En parlant d’innovation, la responsable de l’IRPAH fait sans doute allusion au prix «Artisan de l’année » qu’elle a ajouté dans la conception de la foire « en vue d’encourager les artisans à un travail de meilleure qualité, respectant le standard du marché international ». Ce prix, présent depuis l’année dernière, sera renforcé cette fois par un appui financier qu’apportera le CFI aux artisans retenus. Les critères de sélection prennent en compte l’accessibilité du produit, le travail de finition, l’esthétique et l’originalité de la réalisation. Dans la mesure où les artistes primés seront promus à travers Le Nouvelliste, Ticket Magazine et sur le site de l’institut (www.irpah.com) pour les ventes en ligne, la directrice s’assure donc que l’œuvre est d’une grande qualité.

Perspectives

Dans la même perspective de promotion, Martine Blanchard a entamé des pourparlers avec un partenaire à l’étranger qui est déjà intéressé à garder des stocks. Ceci facilitera la vente en ligne pour les potentiels acheteurs des Etats-Unis et du Canada. « Cela fait deux ans que je suis à la recherche d’un conteneur pour entreposer des œuvres. A part une institution gouvernementale qui semble s’y intéresser, la démarche s’est révélée infructueuse jusque-là. Si nous voulons vendre à un rythme qui intéressera nos acheteurs, il  faut que nous résolvions le problème de stock afin que deux ou trois jours après l’achat la personne reçoive sa commande. Le site est déjà là, mais il n’y a pas encore l’option de vente. C’est une mise en place qui prend du temps mais qui sera très concluant. Tous ceux qui désirent aider en ce sens sont les bienvenus. »

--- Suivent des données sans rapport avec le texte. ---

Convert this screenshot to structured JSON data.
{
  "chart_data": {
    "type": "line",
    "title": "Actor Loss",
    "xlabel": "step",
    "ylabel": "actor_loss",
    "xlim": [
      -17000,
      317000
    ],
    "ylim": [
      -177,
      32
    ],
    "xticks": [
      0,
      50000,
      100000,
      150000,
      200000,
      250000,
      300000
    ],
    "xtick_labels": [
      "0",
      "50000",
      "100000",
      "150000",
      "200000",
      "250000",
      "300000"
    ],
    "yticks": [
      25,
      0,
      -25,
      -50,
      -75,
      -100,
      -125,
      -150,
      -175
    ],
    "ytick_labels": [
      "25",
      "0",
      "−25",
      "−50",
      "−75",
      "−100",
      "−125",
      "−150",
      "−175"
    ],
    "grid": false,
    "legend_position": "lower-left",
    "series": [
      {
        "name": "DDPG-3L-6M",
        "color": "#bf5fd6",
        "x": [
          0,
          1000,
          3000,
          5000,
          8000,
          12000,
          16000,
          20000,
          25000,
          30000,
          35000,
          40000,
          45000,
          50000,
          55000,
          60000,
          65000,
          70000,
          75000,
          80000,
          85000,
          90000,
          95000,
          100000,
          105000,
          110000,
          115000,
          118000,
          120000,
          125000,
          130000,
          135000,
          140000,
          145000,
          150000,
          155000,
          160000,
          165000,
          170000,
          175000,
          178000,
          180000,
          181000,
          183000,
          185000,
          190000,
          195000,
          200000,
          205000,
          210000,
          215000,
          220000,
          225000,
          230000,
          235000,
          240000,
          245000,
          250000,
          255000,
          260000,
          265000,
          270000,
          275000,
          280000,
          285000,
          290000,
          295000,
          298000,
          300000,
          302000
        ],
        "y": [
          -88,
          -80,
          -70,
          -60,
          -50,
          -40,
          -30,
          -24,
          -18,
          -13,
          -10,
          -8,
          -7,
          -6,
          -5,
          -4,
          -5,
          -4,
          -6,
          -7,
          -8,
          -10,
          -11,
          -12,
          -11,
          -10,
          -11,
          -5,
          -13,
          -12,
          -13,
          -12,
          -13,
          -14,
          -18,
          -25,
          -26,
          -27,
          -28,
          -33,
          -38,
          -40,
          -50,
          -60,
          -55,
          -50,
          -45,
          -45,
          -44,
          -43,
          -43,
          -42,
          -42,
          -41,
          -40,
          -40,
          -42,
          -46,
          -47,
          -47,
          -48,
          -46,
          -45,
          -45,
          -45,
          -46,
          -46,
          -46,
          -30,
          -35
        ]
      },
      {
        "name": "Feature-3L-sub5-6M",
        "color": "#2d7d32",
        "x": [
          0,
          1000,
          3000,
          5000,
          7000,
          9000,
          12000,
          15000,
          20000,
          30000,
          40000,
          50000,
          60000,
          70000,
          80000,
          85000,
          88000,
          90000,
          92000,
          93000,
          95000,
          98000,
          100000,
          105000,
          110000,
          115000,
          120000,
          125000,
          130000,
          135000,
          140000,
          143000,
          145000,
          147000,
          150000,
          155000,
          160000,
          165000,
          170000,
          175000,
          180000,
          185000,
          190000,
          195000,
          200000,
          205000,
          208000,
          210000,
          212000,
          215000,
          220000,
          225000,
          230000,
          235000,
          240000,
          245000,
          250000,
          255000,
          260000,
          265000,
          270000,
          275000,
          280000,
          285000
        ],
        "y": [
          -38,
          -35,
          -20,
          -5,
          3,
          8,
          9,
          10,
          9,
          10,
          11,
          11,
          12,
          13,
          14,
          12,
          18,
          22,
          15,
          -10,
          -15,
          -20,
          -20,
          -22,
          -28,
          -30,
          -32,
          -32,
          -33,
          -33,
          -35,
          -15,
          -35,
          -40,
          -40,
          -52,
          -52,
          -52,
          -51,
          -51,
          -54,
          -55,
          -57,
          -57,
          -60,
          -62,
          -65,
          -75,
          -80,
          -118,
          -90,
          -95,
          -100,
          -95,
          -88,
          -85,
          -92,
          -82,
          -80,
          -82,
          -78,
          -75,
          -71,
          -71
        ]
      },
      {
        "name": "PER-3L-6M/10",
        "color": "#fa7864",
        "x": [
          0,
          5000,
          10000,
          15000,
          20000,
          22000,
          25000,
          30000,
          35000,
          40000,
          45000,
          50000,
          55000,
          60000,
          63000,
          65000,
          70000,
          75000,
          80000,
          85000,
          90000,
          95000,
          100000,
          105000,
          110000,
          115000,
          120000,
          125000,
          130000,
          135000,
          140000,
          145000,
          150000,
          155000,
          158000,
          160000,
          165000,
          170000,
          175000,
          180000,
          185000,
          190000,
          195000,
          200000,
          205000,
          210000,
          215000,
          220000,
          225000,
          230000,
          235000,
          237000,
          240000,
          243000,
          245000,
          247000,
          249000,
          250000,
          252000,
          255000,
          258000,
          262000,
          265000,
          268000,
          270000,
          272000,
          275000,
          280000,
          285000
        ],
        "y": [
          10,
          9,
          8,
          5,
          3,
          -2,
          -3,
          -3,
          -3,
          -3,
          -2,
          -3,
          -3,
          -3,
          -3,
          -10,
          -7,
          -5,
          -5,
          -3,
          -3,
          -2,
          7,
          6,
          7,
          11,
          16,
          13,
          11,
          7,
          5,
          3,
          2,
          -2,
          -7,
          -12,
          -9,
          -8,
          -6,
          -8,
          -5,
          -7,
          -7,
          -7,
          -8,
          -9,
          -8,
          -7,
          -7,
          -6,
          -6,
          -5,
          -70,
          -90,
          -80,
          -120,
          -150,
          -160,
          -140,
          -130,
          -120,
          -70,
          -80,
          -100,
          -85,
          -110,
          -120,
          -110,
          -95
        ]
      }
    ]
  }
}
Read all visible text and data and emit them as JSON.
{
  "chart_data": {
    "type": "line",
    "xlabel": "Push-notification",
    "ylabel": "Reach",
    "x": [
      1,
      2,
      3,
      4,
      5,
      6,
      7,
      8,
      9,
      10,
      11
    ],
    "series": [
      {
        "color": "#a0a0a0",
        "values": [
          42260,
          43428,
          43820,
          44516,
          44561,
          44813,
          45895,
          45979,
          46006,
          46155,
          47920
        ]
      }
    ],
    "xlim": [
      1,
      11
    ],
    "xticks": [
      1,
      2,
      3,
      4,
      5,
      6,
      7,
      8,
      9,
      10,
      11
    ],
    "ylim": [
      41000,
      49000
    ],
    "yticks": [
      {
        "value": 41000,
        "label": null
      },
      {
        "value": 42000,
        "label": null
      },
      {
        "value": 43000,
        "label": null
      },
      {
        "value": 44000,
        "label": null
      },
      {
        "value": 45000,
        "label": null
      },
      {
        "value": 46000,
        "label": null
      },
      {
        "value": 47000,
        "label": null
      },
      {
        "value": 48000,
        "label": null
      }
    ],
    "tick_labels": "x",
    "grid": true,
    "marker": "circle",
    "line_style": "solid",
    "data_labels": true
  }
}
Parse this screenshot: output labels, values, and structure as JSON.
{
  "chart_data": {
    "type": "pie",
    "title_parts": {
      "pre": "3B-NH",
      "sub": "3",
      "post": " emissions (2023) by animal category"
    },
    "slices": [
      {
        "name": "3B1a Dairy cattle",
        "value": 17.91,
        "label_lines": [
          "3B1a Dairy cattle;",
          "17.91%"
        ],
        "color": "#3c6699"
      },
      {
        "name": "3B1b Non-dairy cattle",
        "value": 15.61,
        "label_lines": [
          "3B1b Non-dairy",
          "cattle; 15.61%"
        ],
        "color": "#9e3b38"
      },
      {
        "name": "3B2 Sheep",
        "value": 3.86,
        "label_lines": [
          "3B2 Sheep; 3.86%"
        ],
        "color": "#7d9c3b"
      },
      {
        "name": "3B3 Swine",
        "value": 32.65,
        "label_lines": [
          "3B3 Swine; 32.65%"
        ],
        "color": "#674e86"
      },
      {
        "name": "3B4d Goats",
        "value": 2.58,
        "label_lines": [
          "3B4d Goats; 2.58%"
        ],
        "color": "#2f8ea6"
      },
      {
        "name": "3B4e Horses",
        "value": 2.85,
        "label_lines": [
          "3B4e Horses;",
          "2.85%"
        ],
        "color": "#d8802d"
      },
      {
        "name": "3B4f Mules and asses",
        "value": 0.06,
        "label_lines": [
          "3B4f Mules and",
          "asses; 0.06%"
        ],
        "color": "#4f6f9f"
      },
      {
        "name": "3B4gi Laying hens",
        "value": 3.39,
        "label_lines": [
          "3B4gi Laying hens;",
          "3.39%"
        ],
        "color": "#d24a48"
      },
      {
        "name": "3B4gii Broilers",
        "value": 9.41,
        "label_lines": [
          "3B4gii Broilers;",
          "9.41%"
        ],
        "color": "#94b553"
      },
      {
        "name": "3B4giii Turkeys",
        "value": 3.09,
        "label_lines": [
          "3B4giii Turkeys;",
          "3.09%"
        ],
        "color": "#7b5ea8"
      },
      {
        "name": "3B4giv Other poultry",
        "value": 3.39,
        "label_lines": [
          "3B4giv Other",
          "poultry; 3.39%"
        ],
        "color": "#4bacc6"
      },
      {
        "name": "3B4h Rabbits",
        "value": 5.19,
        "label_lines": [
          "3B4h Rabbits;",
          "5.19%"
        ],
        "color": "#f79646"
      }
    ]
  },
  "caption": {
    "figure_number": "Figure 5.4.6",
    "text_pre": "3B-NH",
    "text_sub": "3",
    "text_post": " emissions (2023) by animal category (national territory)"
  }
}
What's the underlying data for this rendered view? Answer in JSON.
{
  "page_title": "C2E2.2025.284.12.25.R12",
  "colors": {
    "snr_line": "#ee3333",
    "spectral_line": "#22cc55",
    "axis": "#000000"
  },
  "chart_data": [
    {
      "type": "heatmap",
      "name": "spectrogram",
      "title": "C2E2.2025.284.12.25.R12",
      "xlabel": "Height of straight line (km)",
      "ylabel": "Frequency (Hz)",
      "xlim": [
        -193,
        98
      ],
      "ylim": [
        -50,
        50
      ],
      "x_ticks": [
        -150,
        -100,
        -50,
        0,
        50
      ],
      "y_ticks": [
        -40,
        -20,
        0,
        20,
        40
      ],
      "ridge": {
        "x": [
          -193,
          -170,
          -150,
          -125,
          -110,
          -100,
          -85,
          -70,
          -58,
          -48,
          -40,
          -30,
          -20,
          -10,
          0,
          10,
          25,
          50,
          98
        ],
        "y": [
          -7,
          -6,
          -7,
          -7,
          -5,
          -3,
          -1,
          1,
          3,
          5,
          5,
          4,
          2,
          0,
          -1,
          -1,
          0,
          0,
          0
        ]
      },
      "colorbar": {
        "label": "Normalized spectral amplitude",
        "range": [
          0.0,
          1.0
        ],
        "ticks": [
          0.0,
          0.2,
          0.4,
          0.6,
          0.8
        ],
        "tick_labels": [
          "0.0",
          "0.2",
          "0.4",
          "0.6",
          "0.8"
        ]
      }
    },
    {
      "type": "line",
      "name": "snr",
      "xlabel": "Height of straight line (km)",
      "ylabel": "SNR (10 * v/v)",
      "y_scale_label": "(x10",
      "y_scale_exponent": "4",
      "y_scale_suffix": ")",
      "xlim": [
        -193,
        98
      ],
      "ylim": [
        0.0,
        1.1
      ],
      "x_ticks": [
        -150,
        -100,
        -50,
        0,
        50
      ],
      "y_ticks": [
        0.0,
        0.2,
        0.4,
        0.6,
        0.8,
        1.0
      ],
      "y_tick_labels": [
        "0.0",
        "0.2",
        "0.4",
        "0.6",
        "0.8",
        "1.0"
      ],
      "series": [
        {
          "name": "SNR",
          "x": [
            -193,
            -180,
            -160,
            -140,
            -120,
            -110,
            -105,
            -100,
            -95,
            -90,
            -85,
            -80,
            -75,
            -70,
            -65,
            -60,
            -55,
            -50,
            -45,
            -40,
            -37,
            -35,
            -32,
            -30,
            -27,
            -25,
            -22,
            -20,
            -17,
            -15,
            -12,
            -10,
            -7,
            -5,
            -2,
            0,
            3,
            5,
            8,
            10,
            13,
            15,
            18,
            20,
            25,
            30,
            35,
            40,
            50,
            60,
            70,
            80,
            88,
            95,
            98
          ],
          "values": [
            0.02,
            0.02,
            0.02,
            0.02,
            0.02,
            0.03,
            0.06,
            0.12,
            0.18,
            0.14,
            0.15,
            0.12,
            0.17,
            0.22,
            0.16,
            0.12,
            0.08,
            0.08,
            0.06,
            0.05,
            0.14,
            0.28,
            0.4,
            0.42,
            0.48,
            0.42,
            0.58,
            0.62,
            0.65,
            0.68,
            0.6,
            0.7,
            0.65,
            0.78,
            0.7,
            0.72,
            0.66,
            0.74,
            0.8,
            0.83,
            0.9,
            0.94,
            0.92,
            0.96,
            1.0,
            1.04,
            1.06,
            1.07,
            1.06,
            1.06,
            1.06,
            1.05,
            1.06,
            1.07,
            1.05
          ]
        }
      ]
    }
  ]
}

Par ailleurs, la directrice de l’IRPAH entreprend des démarches auprès du ministère des Affaires sociales pour que les artisans de son réseau aient droit à l’assurance de l’ONA, qu’ils aient accès au crédit comme n’importe quel entrepreneur puisque le secteur peut être un pilier dans l’économie si on arrête de le reléguer à l’arrière-plan.

Si envisager la foire sur toute une semaine se révélerait trop coûteux (à cause de la prise en charge totale des exposants, de l’emballage à l’achat et des cartes de visite qu’il faut fournir à ceux-ci), malgré l’aide des sponsors, madame Blanchard formule quand même ce vœu pour la nouvelle édition. Que le public se rassemble sur la cour du parc, qu’il achète local afin d’encourager les artistes, et que les visiteurs viennent découvrir la beauté et la richesse de chez nous. Plus qu’un vœu à exaucer, un ardent désir de se joindre à cette noble quête.